Important Note: Please leave all other options as default. Specifically, we strongly recommend keeping Shutdown behavior as "Stop." Stop will prevent Netskope One DSPM data stored on EBS volumes from being deleted, should you reinstall Netskope One DSPM later.
Add Storage
- We recommend an EBS volume size of at least 40 GB for your Netskope One DSPM EC2 instance. However, EBS volume may vary based on both your query volume and your data retention needs. Please check with your Netskope One DSPM Customer Success Manager if a different EBS volume is recommended.
- Keep all other defaults.
- Netskope One DSPM stores data on its own local database. If you would like this data to be encrypted at rest, select the KMS Key Alias/Key ID you would like to use to encrypt the EBS volume associated with the Netskope One DSPM instance.
- Click Next: Add Tags at the bottom of the page.
Add Tags
- Add any instance tags you require.
- Click Next: Configure Security Group.
Configure Security Groups
- A security group should be created with the minimum set of ports. If required, name and adjust the security group according to your security requirements.
- The default recommended security group uses SSH (port 22), and HTTP (port 80) for access to the instance. The range of allowed IPs should be tailored to your needs.
- Click Review and Launch.
Recommendation: Putting Netskope One DSPM into the same security group your Redshift clusters are in is an easy way to avoid connection problems.
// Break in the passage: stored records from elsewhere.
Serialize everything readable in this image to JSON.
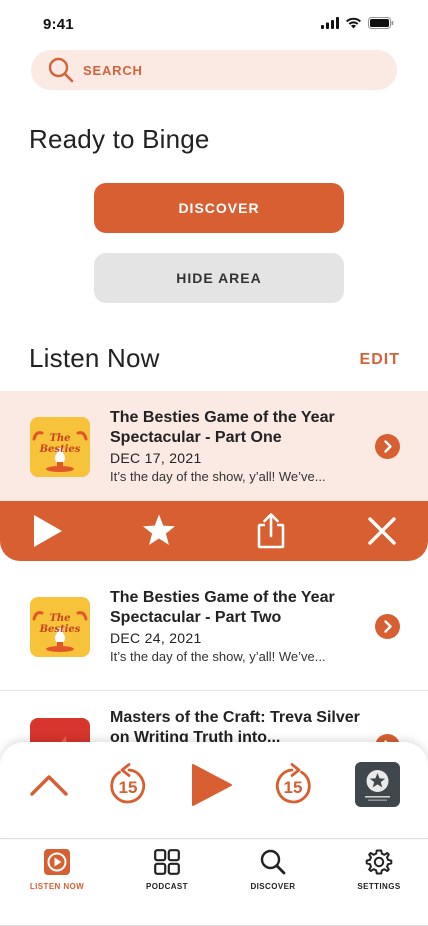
{
  "status_bar": {
    "time": "9:41"
  },
  "search": {
    "placeholder": "SEARCH"
  },
  "binge": {
    "title": "Ready to Binge",
    "discover_label": "DISCOVER",
    "hide_label": "HIDE AREA"
  },
  "listen_now": {
    "title": "Listen Now",
    "edit_label": "EDIT",
    "episodes": [
      {
        "title": "The Besties Game of the Year Spectacular - Part One",
        "date": "DEC 17, 2021",
        "description": "It’s the day of the show, y’all! We’ve...",
        "artwork": "The Besties"
      },
      {
        "title": "The Besties Game of the Year Spectacular - Part Two",
        "date": "DEC 24, 2021",
        "description": "It’s the day of the show, y’all! We’ve...",
        "artwork": "The Besties"
      },
      {
        "title": "Masters of the Craft: Treva Silver on Writing Truth into...",
        "date": "",
        "description": ""
      }
    ]
  },
  "episode_actions": {
    "icons": [
      "play-icon",
      "star-icon",
      "share-icon",
      "close-icon"
    ]
  },
  "player": {
    "skip_back_seconds": "15",
    "skip_forward_seconds": "15"
  },
  "tabs": [
    {
      "label": "LISTEN NOW",
      "icon": "play-square-icon",
      "active": true
    },
    {
      "label": "PODCAST",
      "icon": "grid-icon",
      "active": false
    },
    {
      "label": "DISCOVER",
      "icon": "search-icon",
      "active": false
    },
    {
      "label": "SETTINGS",
      "icon": "gear-icon",
      "active": false
    }
  ],
  "colors": {
    "accent": "#d75f32",
    "accent_tint": "#fbe9e3",
    "button_gray": "#e4e4e4"
  }
}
Note, however, that the security group must allow HTTP on port 80. We also recommend including SSH port 22 so you can have SSH access to the machine.If you don’t know the security group of your Redshift cluster, follow these quick steps:
- Open a new tab.
- Go to your AWS management console.
- Type “Redshift” in the Find Services field.
- Click on Clusters in the left nav.
- Click on a cluster that you will want Netskope One DSPM to scan.
- In the top nav under the Cluster name, click on Properties.
- Scroll down to “Network and security”. Find “VPC security group”
Review Instance Launch
You’re now ready to launch your Netskope One DSPM AMI. Hit the blue Launch Instance button at the bottom-right corner.
AWS will ask you to “Select an existing key pair or create a new key pair”. This is for SSH access to the Netskope One DSPM EC2 instance. You can choose an existing key pair, create a new key pair, or proceed without a key pair.
Wait a few minutes until the Netskope One DSPM instance is launched, you can then access Netskope One DSPM by entering the hostname or IP of the instance into a web browser.
Configure Proxy Settings
If your VPC and subnet has no public IP and/or routes traffic through a proxy, SSH into the instance.
Run:
discovery stop
to stop the Netskope One DSPM application. Then, add the following lines to .bashrc (replacing with your own proxy address).
export HTTP_PROXY=12.34.56.78:9000 export HTTPS_PROXY=12.34.56.78:9000
Finally, restart the Netskope One DSPM instance:
discovery start
Congratulations! Your Netskope One DSPM instance has now been launched. The launch process may take a few minutes.